Segundo o antigo Chefe de Estado, será precisamente este capital humano que estará no centro da intervenção da Fundação ao longo da próxima década, procurando reforçar a paz, estimular o desenvolvimento e consolidar uma cultura de participação e inclusão.

A construção da paz constitui, aliás, um dos principais eixos estratégicos do documento. A Fundação manifesta preocupação com o crescimento da violência em diferentes dimensões da sociedade, com especial incidência sobre mulheres e raparigas, considerando que este fenómeno representa uma ameaça ao desenvolvimento e à democracia.

No seu discurso, Joaquim Chissano defendeu que a violência baseada no género deve deixar de ser encarada como um problema exclusivamente das vítimas, apelando a uma mobilização colectiva para a sua erradicação.

“Chega!
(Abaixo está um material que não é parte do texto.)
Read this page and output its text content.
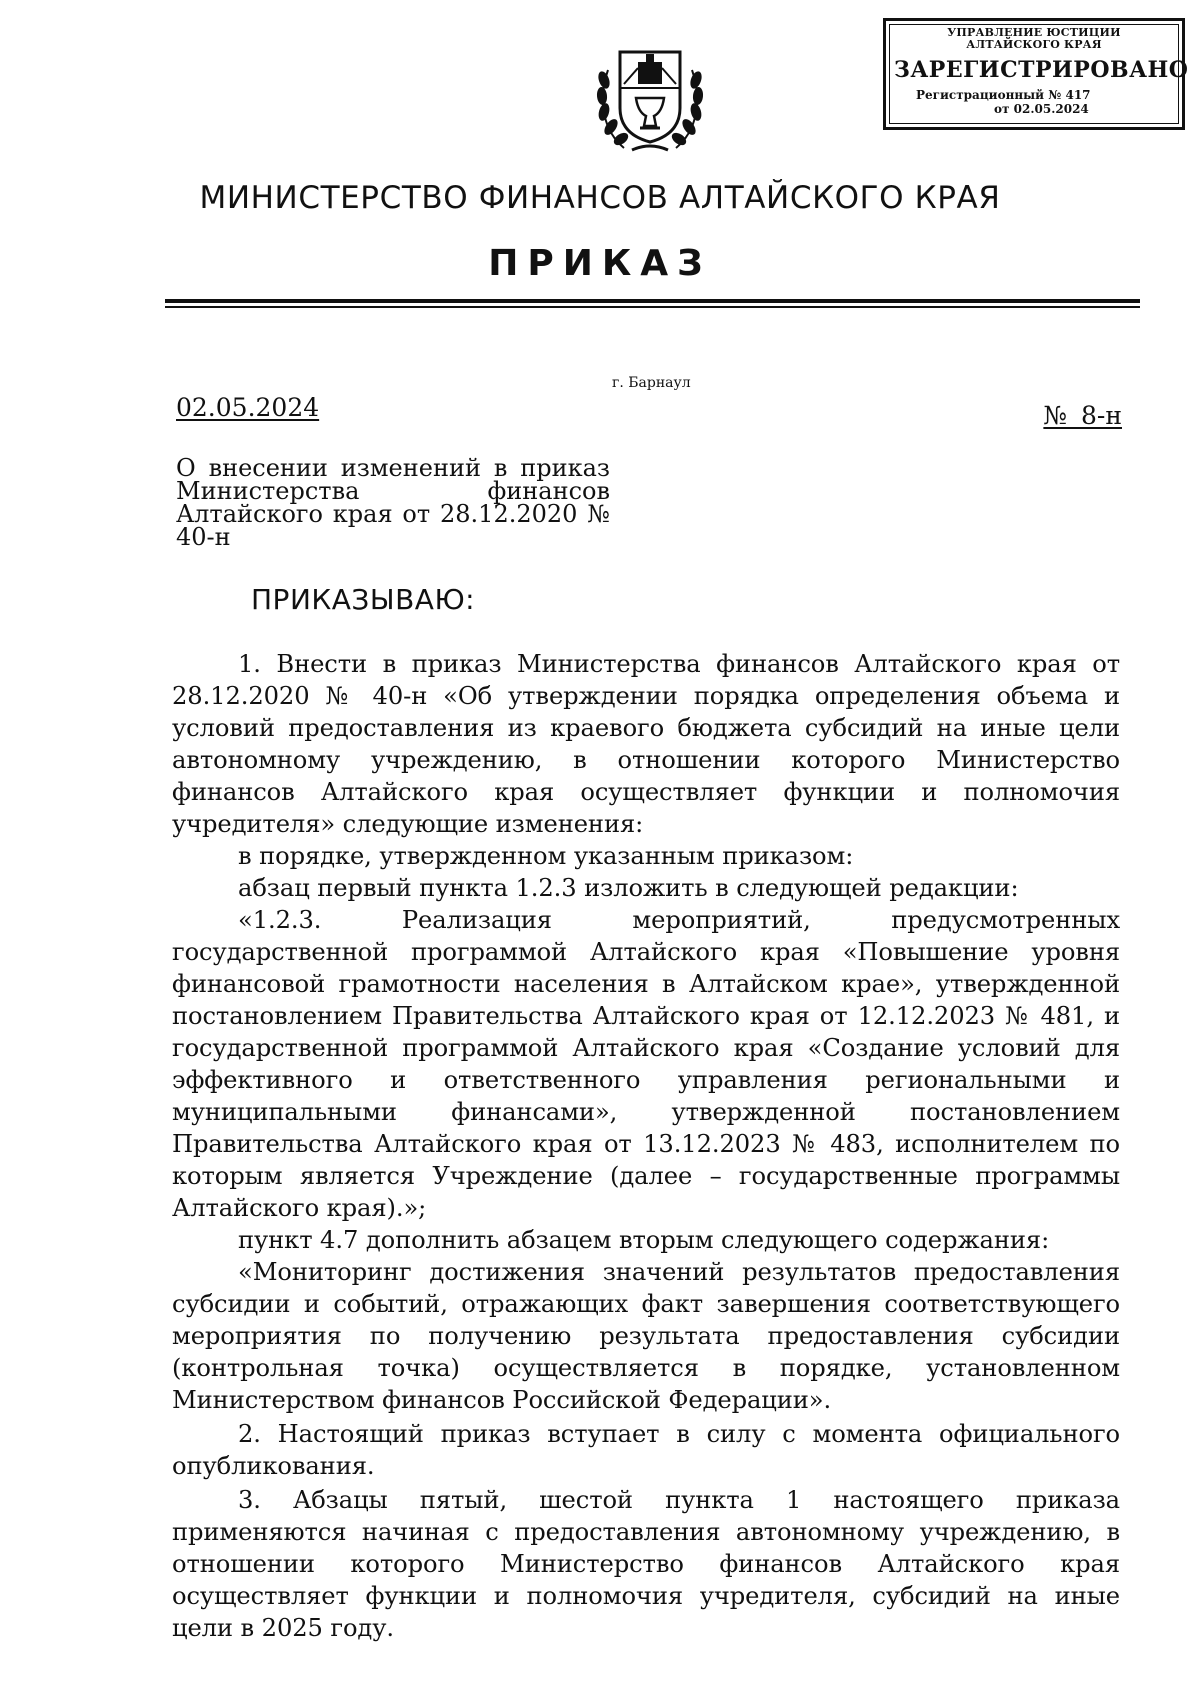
УПРАВЛЕНИЕ ЮСТИЦИИ
АЛТАЙСКОГО КРАЯ
ЗАРЕГИСТРИРОВАНО
Регистрационный № 417
от 02.05.2024
МИНИСТЕРСТВО ФИНАНСОВ АЛТАЙСКОГО КРАЯ
ПРИКАЗ
г. Барнаул
02.05.2024	№ 8-н
О внесении изменений в приказ Министерства финансов Алтайского края от 28.12.2020 № 40-н
ПРИКАЗЫВАЮ:

1. Внести в приказ Министерства финансов Алтайского края от 28.12.2020 № 40-н «Об утверждении порядка определения объема и условий предоставления из краевого бюджета субсидий на иные цели автономному учреждению, в отношении которого Министерство финансов Алтайского края осуществляет функции и полномочия учредителя» следующие изменения:

в порядке, утвержденном указанным приказом:

абзац первый пункта 1.2.3 изложить в следующей редакции:

«1.2.3. Реализация мероприятий, предусмотренных государственной программой Алтайского края «Повышение уровня финансовой грамотности населения в Алтайском крае», утвержденной постановлением Правительства Алтайского края от 12.12.2023 № 481, и государственной программой Алтайского края «Создание условий для эффективного и ответственного управления региональными и муниципальными финансами», утвержденной постановлением Правительства Алтайского края от 13.12.2023 № 483, исполнителем по которым является Учреждение (далее – государственные программы Алтайского края).»;

пункт 4.7 дополнить абзацем вторым следующего содержания:

«Мониторинг достижения значений результатов предоставления субсидии и событий, отражающих факт завершения соответствующего мероприятия по получению результата предоставления субсидии (контрольная точка) осуществляется в порядке, установленном Министерством финансов Российской Федерации».

2. Настоящий приказ вступает в силу с момента официального опубликования.

3. Абзацы пятый, шестой пункта 1 настоящего приказа применяются начиная с предоставления автономному учреждению, в отношении которого Министерство финансов Алтайского края осуществляет функции и полномочия учредителя, субсидий на иные цели в 2025 году.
Precisamos de sair do lugar do problema e ir para o lugar da solução”, afirmou, acrescentando que “a paz é o maior investimento para o desenvolvimento e o bem-estar de todas as cidadãs e de todos os cidadãos”.

O antigo Presidente fez igualmente questão de sublinhar que a instituição deve ser entendida como um património colectivo e não como um projecto pessoal.

“A Fundação Joaquim Chissano não é de Joaquim Chissano. É uma Fundação com o nome dele. A Fundação é vossa”, declarou perante os convidados, apelando para que todos assumam a organização como um espaço de participação e construção colectiva.

Estas posições foram apresentadas esta quinta-feira, em Maputo, durante a cerimónia de lançamento do Plano Estratégico 2026-2035 da Fundação Joaquim Chissano, realizada sob o lema “Congregar sinergias para um mundo de paz”, que reuniu representantes do Governo, corpo diplomático, sector privado, academia, organizações da sociedade civil e parceiros de cooperação.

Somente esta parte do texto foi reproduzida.